Sanılanın aksine “İnovasyon” yeni bir kavram değil. “İnovasyon” sözcüğü ilk kez 1911 yılında Avusturya’lı iktisatçı ve siyaset bilimci Joseph Alois Schumpeter (d.1883 – ö.1950) tarafından kullanılmış ve “Kalkınmanın itici gücü” olarak tanımlanmıştır.
Schumpeter, inovasyonu “Müşterilerin henüz bilmediği bir ürünün veya var olan bir ürünün yeni bir niteliğinin pazara sürülmesi; yeni bir üretim yönteminin uygulanmaya başlanması; yeni bir pazarın açılması; hammaddelerin veya yarı mamullerin tedariği konusunda yeni bir kaynağın bulunması; bir sanayinin yeni organizasyona sahip olması” olarak tanımlamıştır. Ayrıca, girişimcilerin inovasyoncu rolleriyle pazarda dengeyi bozduklarının ve ekonomide sürekli dinamizm yarattıklarının altını çizmiştir (1).
İnovasyonun tarihsel boyutuna baktığımızda, bilgisayar, internet, cep telefonlarındaki inovasyonlar ilk aklımıza gelenler. Bununla birlikte IKEA, 3M, Facebook gibi markaların inovatif yaklaşımlarını da listemize alabiliriz. Ama aslında düşünebilen insanın, hayatı kolaylaştırabilmek için çeşitli araç-gereçler yapıp kullandığından yola çıkarsak inovasyonun insanlık tarihiyle birlikte başladığını söylemek de çok yanlış olmaz.

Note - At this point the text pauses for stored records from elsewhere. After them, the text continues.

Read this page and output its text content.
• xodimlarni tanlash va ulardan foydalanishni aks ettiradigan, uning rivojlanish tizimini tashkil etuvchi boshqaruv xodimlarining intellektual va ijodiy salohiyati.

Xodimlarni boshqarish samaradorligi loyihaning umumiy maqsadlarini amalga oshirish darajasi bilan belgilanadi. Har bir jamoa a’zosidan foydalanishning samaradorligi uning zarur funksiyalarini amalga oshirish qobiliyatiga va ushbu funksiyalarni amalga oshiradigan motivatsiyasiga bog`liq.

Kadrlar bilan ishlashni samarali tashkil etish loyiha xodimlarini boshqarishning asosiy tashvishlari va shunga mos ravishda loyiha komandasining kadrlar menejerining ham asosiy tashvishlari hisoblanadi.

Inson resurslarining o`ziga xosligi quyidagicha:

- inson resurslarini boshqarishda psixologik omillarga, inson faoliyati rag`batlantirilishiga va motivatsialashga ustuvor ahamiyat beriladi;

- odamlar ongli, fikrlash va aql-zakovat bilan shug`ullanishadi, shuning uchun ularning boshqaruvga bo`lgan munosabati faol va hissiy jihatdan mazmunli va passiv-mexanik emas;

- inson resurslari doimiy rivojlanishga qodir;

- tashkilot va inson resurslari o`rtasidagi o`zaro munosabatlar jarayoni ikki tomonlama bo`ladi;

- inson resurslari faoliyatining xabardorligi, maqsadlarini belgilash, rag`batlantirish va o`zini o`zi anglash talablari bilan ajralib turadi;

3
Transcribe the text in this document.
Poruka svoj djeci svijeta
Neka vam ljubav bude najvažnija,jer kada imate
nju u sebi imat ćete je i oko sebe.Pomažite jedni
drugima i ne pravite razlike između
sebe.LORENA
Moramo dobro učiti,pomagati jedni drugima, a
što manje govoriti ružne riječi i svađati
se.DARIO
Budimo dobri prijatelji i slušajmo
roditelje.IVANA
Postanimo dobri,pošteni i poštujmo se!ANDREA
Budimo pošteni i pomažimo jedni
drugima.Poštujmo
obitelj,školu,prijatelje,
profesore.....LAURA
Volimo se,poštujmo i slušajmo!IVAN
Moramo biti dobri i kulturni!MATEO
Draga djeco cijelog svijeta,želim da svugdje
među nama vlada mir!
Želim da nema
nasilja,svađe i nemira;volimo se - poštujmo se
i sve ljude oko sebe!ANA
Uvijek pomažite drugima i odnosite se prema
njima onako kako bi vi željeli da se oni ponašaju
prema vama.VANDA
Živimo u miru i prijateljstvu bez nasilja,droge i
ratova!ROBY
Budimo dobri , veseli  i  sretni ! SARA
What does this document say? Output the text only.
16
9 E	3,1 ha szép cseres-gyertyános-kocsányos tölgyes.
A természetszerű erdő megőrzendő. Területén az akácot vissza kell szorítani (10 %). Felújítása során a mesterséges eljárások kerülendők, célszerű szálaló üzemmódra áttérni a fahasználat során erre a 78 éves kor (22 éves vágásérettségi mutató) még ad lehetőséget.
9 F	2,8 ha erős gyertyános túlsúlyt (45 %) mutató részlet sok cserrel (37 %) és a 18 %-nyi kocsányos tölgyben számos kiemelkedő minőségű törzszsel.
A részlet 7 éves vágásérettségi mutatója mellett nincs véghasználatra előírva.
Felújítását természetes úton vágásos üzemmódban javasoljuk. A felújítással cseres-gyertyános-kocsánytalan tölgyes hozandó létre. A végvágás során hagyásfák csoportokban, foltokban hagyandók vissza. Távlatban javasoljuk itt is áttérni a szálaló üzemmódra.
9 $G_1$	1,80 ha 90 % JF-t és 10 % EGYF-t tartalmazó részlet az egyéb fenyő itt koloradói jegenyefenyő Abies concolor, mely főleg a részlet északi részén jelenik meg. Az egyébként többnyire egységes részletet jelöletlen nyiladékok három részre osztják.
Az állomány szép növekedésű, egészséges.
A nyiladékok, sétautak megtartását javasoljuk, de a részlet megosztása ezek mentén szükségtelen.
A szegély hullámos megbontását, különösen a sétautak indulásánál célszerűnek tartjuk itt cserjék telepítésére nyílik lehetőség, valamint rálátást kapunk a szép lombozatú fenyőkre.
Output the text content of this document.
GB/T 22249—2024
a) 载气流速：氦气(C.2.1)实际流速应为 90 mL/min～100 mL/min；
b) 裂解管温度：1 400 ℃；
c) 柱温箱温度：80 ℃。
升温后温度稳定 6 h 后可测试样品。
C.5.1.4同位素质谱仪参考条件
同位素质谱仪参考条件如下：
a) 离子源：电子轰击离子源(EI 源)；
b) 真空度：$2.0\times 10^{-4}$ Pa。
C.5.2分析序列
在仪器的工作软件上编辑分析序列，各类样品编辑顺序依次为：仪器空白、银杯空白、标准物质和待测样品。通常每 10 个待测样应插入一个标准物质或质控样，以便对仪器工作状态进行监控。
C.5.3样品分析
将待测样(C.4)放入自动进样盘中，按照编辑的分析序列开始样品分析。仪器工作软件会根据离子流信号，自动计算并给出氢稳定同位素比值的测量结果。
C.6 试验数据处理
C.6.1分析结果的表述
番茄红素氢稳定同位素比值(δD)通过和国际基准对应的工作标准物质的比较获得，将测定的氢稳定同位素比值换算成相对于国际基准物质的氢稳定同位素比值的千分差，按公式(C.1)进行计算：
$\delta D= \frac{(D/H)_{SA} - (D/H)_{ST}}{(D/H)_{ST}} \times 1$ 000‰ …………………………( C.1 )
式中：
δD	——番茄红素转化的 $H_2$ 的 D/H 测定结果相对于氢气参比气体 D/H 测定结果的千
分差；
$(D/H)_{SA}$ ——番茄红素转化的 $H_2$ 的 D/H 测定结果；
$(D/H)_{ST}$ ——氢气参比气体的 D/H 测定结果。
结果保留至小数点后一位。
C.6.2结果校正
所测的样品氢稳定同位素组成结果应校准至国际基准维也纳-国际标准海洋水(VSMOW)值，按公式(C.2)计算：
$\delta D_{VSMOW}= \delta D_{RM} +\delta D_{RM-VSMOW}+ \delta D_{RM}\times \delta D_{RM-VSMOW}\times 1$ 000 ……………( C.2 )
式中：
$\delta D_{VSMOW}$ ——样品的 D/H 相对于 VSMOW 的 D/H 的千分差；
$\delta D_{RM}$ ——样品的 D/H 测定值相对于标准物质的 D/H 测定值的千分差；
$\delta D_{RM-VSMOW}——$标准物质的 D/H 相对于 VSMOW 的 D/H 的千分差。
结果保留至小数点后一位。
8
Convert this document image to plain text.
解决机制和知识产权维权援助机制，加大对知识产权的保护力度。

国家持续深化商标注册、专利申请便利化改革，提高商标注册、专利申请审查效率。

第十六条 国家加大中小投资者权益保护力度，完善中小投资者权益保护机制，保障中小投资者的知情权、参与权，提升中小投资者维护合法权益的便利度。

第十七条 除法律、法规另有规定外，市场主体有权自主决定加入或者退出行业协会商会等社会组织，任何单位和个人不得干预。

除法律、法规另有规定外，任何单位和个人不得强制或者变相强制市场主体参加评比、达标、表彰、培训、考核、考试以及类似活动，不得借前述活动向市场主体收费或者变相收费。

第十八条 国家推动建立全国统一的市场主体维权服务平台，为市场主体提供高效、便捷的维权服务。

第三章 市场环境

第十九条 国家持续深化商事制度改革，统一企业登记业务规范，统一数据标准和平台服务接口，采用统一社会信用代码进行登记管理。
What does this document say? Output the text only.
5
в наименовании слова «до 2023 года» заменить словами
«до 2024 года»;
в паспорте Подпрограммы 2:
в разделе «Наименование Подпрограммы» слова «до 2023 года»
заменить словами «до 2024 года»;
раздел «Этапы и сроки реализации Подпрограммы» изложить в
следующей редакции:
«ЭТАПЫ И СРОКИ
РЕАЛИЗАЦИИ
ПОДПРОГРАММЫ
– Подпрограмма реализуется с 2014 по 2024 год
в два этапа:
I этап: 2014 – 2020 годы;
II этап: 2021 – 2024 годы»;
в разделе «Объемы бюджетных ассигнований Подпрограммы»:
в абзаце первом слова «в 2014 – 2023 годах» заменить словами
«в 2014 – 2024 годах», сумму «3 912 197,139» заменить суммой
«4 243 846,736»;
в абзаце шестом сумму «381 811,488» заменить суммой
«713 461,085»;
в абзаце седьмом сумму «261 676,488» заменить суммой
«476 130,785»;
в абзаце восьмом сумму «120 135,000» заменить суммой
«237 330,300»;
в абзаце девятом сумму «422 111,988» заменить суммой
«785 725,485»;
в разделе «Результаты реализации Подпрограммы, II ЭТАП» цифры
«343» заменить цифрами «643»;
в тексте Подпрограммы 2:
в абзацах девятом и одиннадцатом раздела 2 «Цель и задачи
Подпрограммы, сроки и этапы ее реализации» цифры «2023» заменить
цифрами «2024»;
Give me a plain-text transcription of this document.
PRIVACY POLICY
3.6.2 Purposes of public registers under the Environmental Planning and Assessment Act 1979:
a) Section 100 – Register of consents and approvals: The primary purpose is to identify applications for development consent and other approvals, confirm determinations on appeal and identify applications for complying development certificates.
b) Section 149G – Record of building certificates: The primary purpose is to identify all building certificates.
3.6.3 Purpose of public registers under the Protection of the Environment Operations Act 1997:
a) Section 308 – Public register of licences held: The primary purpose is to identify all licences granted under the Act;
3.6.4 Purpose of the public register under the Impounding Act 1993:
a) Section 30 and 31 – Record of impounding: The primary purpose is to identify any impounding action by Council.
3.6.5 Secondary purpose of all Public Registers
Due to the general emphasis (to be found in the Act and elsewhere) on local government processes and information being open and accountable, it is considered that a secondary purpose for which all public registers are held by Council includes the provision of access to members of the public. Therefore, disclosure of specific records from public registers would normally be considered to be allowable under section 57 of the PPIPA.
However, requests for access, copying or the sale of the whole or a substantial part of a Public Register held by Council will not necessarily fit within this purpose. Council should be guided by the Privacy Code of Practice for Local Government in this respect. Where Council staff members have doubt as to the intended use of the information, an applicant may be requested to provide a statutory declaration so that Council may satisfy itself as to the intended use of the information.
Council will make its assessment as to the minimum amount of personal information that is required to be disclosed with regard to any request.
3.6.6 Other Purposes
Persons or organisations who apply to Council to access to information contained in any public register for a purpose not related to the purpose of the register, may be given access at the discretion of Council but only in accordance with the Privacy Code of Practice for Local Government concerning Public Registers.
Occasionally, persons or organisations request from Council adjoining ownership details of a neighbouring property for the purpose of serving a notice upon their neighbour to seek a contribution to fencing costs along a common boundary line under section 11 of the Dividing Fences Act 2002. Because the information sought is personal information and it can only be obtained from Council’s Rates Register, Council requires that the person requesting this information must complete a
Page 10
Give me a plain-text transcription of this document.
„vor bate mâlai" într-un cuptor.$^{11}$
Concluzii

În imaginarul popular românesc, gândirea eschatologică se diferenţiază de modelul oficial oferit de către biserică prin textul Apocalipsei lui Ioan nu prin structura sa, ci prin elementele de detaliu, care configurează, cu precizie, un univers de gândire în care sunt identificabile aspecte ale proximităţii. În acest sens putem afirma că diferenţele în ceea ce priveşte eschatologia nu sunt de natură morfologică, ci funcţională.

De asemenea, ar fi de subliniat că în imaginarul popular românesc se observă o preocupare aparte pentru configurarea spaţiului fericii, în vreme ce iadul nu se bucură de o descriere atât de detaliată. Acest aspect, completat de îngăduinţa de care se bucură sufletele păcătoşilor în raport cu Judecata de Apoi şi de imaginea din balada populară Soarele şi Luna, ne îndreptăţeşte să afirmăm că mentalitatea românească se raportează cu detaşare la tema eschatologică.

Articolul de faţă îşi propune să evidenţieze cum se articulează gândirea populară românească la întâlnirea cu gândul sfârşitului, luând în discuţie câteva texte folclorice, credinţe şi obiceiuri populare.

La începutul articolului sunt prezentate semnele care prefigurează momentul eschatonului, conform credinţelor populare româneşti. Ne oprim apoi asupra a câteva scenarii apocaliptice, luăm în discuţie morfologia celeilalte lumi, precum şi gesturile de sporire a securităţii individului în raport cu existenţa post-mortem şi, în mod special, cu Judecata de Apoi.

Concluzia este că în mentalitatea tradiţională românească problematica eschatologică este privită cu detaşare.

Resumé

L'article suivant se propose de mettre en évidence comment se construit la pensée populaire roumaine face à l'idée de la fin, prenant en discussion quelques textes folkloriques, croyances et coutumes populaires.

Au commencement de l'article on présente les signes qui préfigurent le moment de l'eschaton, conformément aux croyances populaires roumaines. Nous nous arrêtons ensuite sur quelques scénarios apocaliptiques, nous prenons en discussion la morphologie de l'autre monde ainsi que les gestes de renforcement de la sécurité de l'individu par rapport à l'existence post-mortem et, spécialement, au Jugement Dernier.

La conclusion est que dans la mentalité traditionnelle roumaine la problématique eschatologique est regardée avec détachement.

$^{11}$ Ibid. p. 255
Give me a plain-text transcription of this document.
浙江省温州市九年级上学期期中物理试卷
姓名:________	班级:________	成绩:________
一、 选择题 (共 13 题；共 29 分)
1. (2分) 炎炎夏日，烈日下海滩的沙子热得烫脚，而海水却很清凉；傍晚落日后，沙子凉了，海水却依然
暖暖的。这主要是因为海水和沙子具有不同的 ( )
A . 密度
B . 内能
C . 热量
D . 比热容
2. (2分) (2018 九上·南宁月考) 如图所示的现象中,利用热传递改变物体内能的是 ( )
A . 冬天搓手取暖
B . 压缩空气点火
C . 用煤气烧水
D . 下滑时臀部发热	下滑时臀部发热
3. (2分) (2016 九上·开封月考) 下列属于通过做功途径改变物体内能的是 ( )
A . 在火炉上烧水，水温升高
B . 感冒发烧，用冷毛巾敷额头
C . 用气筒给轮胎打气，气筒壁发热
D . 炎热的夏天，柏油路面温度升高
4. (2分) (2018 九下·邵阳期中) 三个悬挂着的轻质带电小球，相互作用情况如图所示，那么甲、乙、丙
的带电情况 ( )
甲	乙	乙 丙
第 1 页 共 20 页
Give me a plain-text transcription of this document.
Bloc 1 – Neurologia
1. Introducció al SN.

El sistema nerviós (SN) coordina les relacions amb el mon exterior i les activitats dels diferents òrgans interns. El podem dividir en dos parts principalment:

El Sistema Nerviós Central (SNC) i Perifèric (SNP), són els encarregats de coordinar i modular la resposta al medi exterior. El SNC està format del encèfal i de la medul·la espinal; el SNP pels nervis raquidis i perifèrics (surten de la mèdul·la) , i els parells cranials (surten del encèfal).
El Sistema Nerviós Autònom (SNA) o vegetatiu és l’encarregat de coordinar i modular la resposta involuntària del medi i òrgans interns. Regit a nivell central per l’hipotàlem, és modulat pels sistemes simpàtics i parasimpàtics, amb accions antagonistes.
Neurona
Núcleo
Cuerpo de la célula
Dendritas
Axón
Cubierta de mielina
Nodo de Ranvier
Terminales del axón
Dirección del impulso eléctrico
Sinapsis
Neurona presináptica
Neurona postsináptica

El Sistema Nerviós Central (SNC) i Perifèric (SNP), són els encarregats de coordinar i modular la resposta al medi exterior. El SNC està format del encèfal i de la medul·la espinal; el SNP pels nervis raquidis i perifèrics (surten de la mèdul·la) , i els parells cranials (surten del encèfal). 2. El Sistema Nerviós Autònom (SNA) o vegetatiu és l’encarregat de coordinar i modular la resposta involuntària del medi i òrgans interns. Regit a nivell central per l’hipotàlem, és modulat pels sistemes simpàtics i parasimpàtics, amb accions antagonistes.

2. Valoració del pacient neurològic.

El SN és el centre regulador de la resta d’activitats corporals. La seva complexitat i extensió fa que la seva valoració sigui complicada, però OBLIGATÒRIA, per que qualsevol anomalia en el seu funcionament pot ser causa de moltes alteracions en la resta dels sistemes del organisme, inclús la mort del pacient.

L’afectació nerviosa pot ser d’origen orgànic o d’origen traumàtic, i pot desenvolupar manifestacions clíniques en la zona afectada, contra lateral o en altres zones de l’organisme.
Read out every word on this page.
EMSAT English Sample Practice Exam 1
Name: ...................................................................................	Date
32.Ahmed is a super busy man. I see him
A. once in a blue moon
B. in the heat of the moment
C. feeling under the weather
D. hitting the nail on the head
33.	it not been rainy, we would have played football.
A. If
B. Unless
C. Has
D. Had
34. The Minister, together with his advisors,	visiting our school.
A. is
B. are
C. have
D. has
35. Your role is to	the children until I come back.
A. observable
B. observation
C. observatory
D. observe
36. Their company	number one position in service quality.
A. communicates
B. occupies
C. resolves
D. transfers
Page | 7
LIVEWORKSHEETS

Peki; inovasyon sadece son teknoloji veya uzun süren Ar-Ge çalışmalarının sonucu mudur? İnovasyon yüksek maliyetler ve yeni yatırımların gerekliliği anlamına mı gelir? Değişimin konusu ve algılanma düzeyi bakımından inovasyonun çeşitlerine baktığımızda ürün ve süreç inovasyonu ile radikal ve kademeli inovasyonu görüyoruz(2). Bilgisayarın icad edilmesiyle daktilonun ortadan kalkması radikal inovasyon iken, cep telefonunun icadından sonraki dönemlerde sürekli geliştirilmesi kademeli inovasyona örnektir.
Küçük işletmeler, kademeli inovasyonun daha az masraflı olmasından dolayı bu yolu tercih ederek rekabet edebilirliklerini arttırabilirler. Ya da ürün ve süreç inovasyonu ile bir otobüs firmasının, müşterilerine biletlerini internet ortamından satın alma imkanı sağlaması, ya da otobüsün içine priz yerleştirmesi kadar da basit, ama etkili inovatif fikirleri de ortaya çıkarabilirler.
Yüksek fiyat ve görkemli olmak yerine uygun fiyatlarla, sürdürülebilirliği hedefleyen ve yaptığımız ödemenin karşılığını veren, inovatif ürün veya hizmetler olamaz mı? Elbette olabilir, olmalıdır da. İnovasyonla ilgili geleneksel ya da geçmiş deneylerden kaynaklanan “inovasyon lükstür” algısının yıkılması gerekiyor. Her konuda ve her alanda inovasyon yapılabilir. Örneğin kahvenin çekirdek halinde değil de, toz haline getirilerek tüketiciye sunulması, ekmeğe sürülebilen çikolata gibi ürünler, ülkemizde ise Balparmak’ın 2004 yılındaki çıt kapak ambalajı ile 2013 yılındaki “Katla balla” isimli ürünlerle yapmış olduğu inovasyonları sayabiliriz (*1). Keza, temalı çocuk mobilyaları üreten Çilek Mobilya (*2), Biletix, Yemek Sepeti gibi şirketlerin de inovatif çalışmaları dikkat çekmektedir.
Görüldüğü gibi, inovasyon, piyasaya girdikten sonra sert etkiler bırakan ve piyasalarda devrim etkisi yaratan radikal değişiklikler yapmak zorunda değildir. “İnovasyon devrimsel nitelikte olmalıdır, dahice bir buluş olarak ortaya çıkmalıdır, büyük yatırımlar gerektirmektedir, uzun dönemde getiri sağlayabilmelidir” gibi düşüncelerin yerine, sürekli geliştirmenin önemi fark edilmeli, inovasyonun bir sürecin sonucu olduğu, çok düşük maliyetlerle de gerçekleşebileceği veya çok hızlı getiriler elde edilebileceği unutulmamalıdır (3).
Belki de asıl önemlisi, kurum içerisinde örgütlenmede de inovatif olmanın gerekliliğidir. Yani, yönetim modelinden, kişisel iş yapış biçimine; iletişimden, bilgi yönetimine kadar her konuda inovatif yaklaşımlar sergilenebilir.
Geleceğin başarılı işletmeleri, sadece iyi iş çıkartan veya pazara mükemmel ürünler sunan işletmeler değil, en çok inovasyon gerçekleştiren işletmeler olacaktır.